AAAS Fellow William Catterall wants to unravel the mysteries of autism. To do this, he's examining a debilitating form of the disorder that causes seizures and sometimes death in young children. His key suspects: a genetic mutation and tiny bioelectrical circuits called ion channels.
Ion channels are a series of minute electrical-signaling pathways that use electrons from ions to aid numerous biological processes—from triggering the release of neurotransmitters to helping the body absorb nutrients. They are now recognized as so fundamental to essential biological processes that they're often called "gatekeepers".
Unlocking the secrets of ion channels—how they work and how they're structured—has instigated a tsunami of research. Surfing one crest is Catterall.

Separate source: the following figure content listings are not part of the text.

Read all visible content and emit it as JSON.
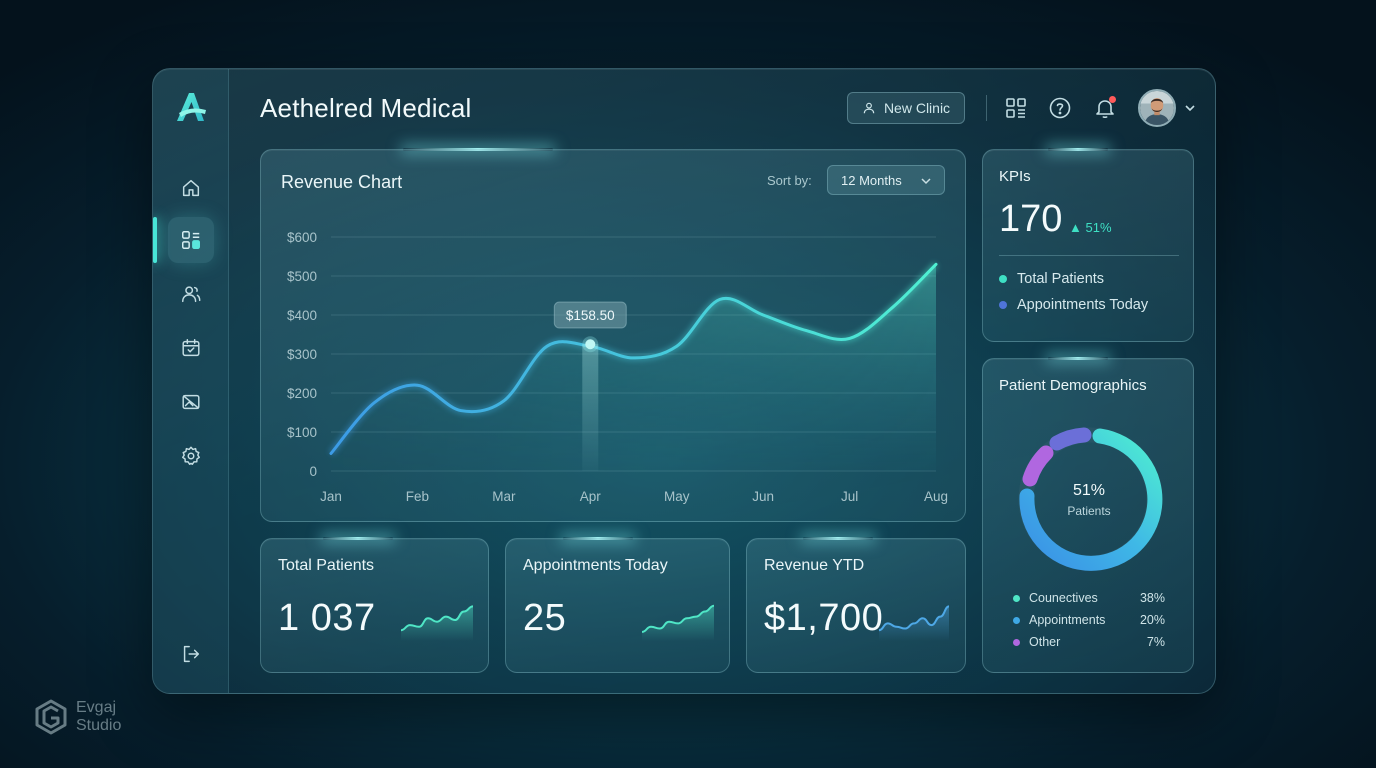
{
  "app": {
    "title": "Aethelred Medical"
  },
  "header": {
    "new_clinic_label": "New Clinic"
  },
  "sidebar": {
    "items": [
      {
        "icon": "home-icon"
      },
      {
        "icon": "dashboard-icon",
        "active": true
      },
      {
        "icon": "users-icon"
      },
      {
        "icon": "calendar-icon"
      },
      {
        "icon": "image-icon"
      },
      {
        "icon": "settings-icon"
      },
      {
        "icon": "logout-icon"
      }
    ]
  },
  "revenue_chart": {
    "title": "Revenue Chart",
    "sort_label": "Sort by:",
    "sort_value": "12 Months",
    "tooltip": "$158.50"
  },
  "chart_data": {
    "type": "area",
    "title": "Revenue Chart",
    "categories": [
      "Jan",
      "Feb",
      "Mar",
      "Apr",
      "May",
      "Jun",
      "Jul",
      "Aug"
    ],
    "y_ticks": [
      "$600",
      "$500",
      "$400",
      "$300",
      "$200",
      "$100",
      "0"
    ],
    "ylim": [
      0,
      600
    ],
    "x": [
      0,
      0.5,
      1,
      1.5,
      2,
      2.5,
      3,
      3.5,
      4,
      4.5,
      5,
      5.5,
      6,
      6.5,
      7
    ],
    "values": [
      45,
      175,
      220,
      155,
      180,
      320,
      320,
      290,
      320,
      440,
      400,
      360,
      340,
      420,
      530
    ],
    "highlight": {
      "x": 3,
      "value": 325,
      "label": "$158.50"
    },
    "grid": true,
    "colors": {
      "start": "#3c9be6",
      "end": "#4ff0d2"
    }
  },
  "stats": [
    {
      "label": "Total Patients",
      "value": "1 037",
      "color": "#4fe6c6"
    },
    {
      "label": "Appointments Today",
      "value": "25",
      "color": "#4fe6c6"
    },
    {
      "label": "Revenue YTD",
      "value": "$1,700",
      "color": "#4ea8e6"
    }
  ],
  "kpis": {
    "title": "KPIs",
    "value": "170",
    "delta": "51%",
    "items": [
      {
        "label": "Total Patients",
        "color": "#3ee0c4"
      },
      {
        "label": "Appointments Today",
        "color": "#4f74d8"
      }
    ]
  },
  "demographics": {
    "title": "Patient Demographics",
    "center_pct": "51%",
    "center_label": "Patients",
    "legend": [
      {
        "label": "Counectives",
        "pct": "38%",
        "color": "#4fe6c6"
      },
      {
        "label": "Appointments",
        "pct": "20%",
        "color": "#3fa9e6"
      },
      {
        "label": "Other",
        "pct": "7%",
        "color": "#b067e0"
      }
    ]
  },
  "brand": {
    "line1": "Evgaj",
    "line2": "Studio"
  }
}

A gray-haired professor in his late sixties, Catterall chairs the pharmacology department at the University of Washington, where he runs a lab that focuses on sodium and calcium ion channels, so named because they use ions of sodium and calcium to transmit electricity.

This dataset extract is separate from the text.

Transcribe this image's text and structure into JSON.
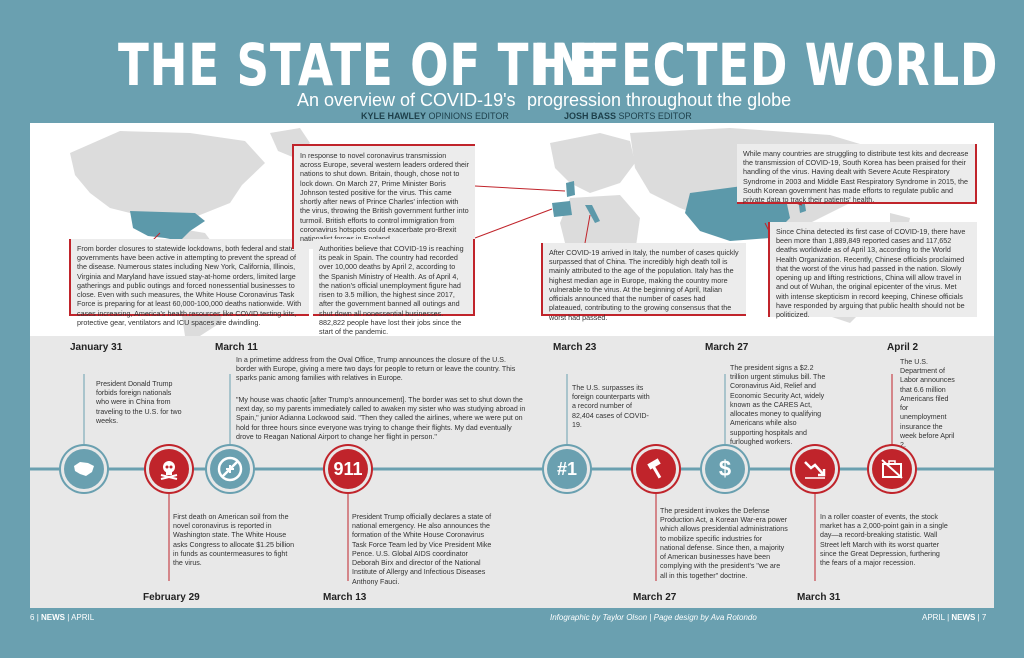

For nearly three decades, Catterall's work has focused on the basic research of how ion channels work. More recently his lab has led the way in mapping the microscopic structure of both the sodium and calcium ion channels. But what really excites Catterall is how his earlier efforts are now informing his detective work on autism.
Catterall is currently investigating a specific genetic mutation tied to autism, a mutation known for turning off the sodium ion channel's electrical switch. Counterintuitively, this turning off, actually leads to excessive turning on in the brain.
"What does it mean to have a circuit that is too excitatory?" asks Catterall. "You might say, 'It's a good a thing, it will make you run faster,' but, as in all things, balance is important, especially in the brain."
The issue of balance is particularly key in autism: Healthy brains are balanced between excitation and inhabitation but autistic brains often lack this balance, resulting in autistic behaviors.
"One of the characteristics of autistic children and adults is they engage in repetitive activities," says Catterall. "They do things too much. Or they get too focused on one thing."
Autistics, says Catterall, can't turn off when they need to.
What's commonly called "autism" is in fact a spectrum of disorders. This includes Asperger syndrome and its savant-like traits—first popularized in the film "Rain Man." Catterall's own interest is in Dravet syndrome, a rare form of autism that's also a form of epilepsy.
Beginning in infancy, Dravet syndrome affects babies at around six months. Intractable, Dravet syndrome inflicts on its little victims seizures, cognitive and behaviors problems, injuries, and even death. The latter is due in part to the syndrome's seizures and in part because children afflicted with the disease often lack the ability to learn how to avoid dangers.
The mutation causing Dravet syndrome turns off the sodium ion switch in neurons that release the brain's main inhibitory neurotransmitter, Gamma-Aminobutyric acid (GABA). Flipping off the sodium ion GABA switch pushes the brain into over excitation. In other words, not enough firing in one part of the brain leads to too much in another.
To understand what this means for learning and behavior, Catterall and his team measured the electrical activity in the brains of mice both with and without Dravet syndrome. Not surprisingly, mice with the syndrome showed an imbalance of electrical activity. Then the team did something no one had tried before. They administered the sedative clonazepam to the Dravet syndrome mice.
Clonazepam, Catterall knew, increases GABA receptor activity. What happened next was surprising. Instead of dulling the mutated mice, the sedative actually improved their learning and social behavior. Catterall says dosage was key.
Clonazepam and other drugs in the benzodiazepine family—which includes Valium—are typically prescribed to combat anxiety. But Catterall and his team didn't want sedated mice. So they administered a low dose, well below that used to treat anxiety. At the low dose, the Dravet syndrome mice not only showed improvements throughout the experiment, they also did not develop a tolerance to the drug, something that's common at higher doses.
Catterall has repeated the Clonazepam experiments in another mouse breed displaying a different form of autism. Again, the sedative improved learning and social behavior in the affected mice.
Catterall says it's still too soon to tell what these findings mean for children with Dravet syndrome and other forms of autism. (No similar experiments have been tried in humans.) Yet he's hopeful his research will lead to better treatments. This, he says, will no doubt come after still more years of plodding research devoted to ion channels. But for now the researcher is happy to have uncloaked something of the mystery of autism.
"We can [now] really understand Dravet syndrome and maybe even something about autism," says Catterall.